The matter was reported by, among others, the US news agency CNN, according to which 12% of world trade passes through Suez, which connects the Mediterranean and the Red Sea. The value of daily deliveries is EUR 8 billion. In 2020, the canal was crossed by more than 18,000 vessels.
Due to the accident, at least 160 cargo and fuel carriers are currently awaiting the opening of the route in the waters. According to CNN, a total of 30 percent of the world’s container traffic passes through the channel.
According to the news agency, the stuck vessel is 400 meters long and 59 meters wide. The shipping company says the accident was caused by a sudden wind and a sandstorm.
Freight experts are concerned about the situation, and the decommissioning work is estimated to take days. CEO of Boskalis, a company involved in the project Peter Berdowski told a Dutch television channel that the ship was in good condition anyway.
“But my first impression is that it’s stuck very hard,” Berdowski said, according to CNN.
According to CNN, authorities should remove up to 20,000 cubic feet of sand from the canal to allow the vessel to move forward.
Freight traffic to Asia has already suffered from difficulties. Director of the logistics company DSV Air & Sea Oy Aki Lönnroth told Taloussanomat in February that the root cause of the problems is the corona pandemic.
Contrary to preliminary estimates, the pandemic rather increased demand for goods leaving China. Demand from consumer trade in particular has grown so much that transport capacity is unwilling to meet the challenge.

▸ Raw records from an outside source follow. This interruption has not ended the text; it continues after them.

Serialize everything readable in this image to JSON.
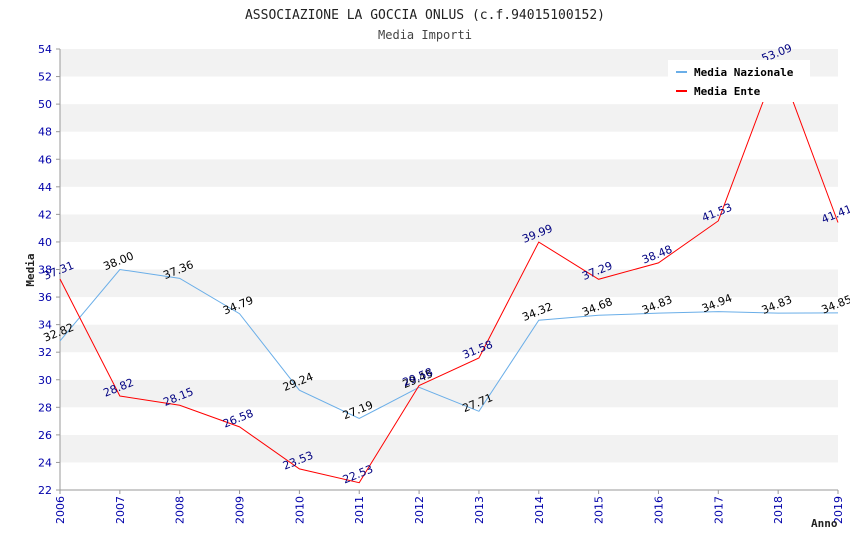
{
  "chart_data": {
    "type": "line",
    "title": "ASSOCIAZIONE LA GOCCIA ONLUS (c.f.94015100152)",
    "subtitle": "Media Importi",
    "xlabel": "Anno",
    "ylabel": "Media",
    "ylim": [
      22,
      54
    ],
    "yticks": [
      22,
      24,
      26,
      28,
      30,
      32,
      34,
      36,
      38,
      40,
      42,
      44,
      46,
      48,
      50,
      52,
      54
    ],
    "categories": [
      "2006",
      "2007",
      "2008",
      "2009",
      "2010",
      "2011",
      "2012",
      "2013",
      "2014",
      "2015",
      "2016",
      "2017",
      "2018",
      "2019"
    ],
    "legend_position": "top-right",
    "grid": "horizontal alternating bands",
    "series": [
      {
        "name": "Media Nazionale",
        "color": "#6aaee8",
        "label_color": "#000000",
        "values": [
          32.82,
          38.0,
          37.36,
          34.79,
          29.24,
          27.19,
          29.45,
          27.71,
          34.32,
          34.68,
          34.83,
          34.94,
          34.83,
          34.85
        ],
        "labels": [
          "32.82",
          "38.00",
          "37.36",
          "34.79",
          "29.24",
          "27.19",
          "29.45",
          "27.71",
          "34.32",
          "34.68",
          "34.83",
          "34.94",
          "34.83",
          "34.85"
        ]
      },
      {
        "name": "Media Ente",
        "color": "#ff0000",
        "label_color": "#000080",
        "values": [
          37.31,
          28.82,
          28.15,
          26.58,
          23.53,
          22.53,
          29.58,
          31.58,
          39.99,
          37.29,
          38.48,
          41.53,
          53.09,
          41.41
        ],
        "labels": [
          "37.31",
          "28.82",
          "28.15",
          "26.58",
          "23.53",
          "22.53",
          "29.58",
          "31.58",
          "39.99",
          "37.29",
          "38.48",
          "41.53",
          "53.09",
          "41.41"
        ]
      }
    ]
  }
}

CNN said Wednesday that as a result of the blockage, oil supplies from Saudi Arabia, the United States, Oman and Russia are expected on both sides of the canal. If it takes weeks to fix the blockage, the consequences are significant, according to an expert interviewed by the news agency Reuters.
Financial magazine Financial Times already on Wednesday said the price of Brent crude oil rose in London.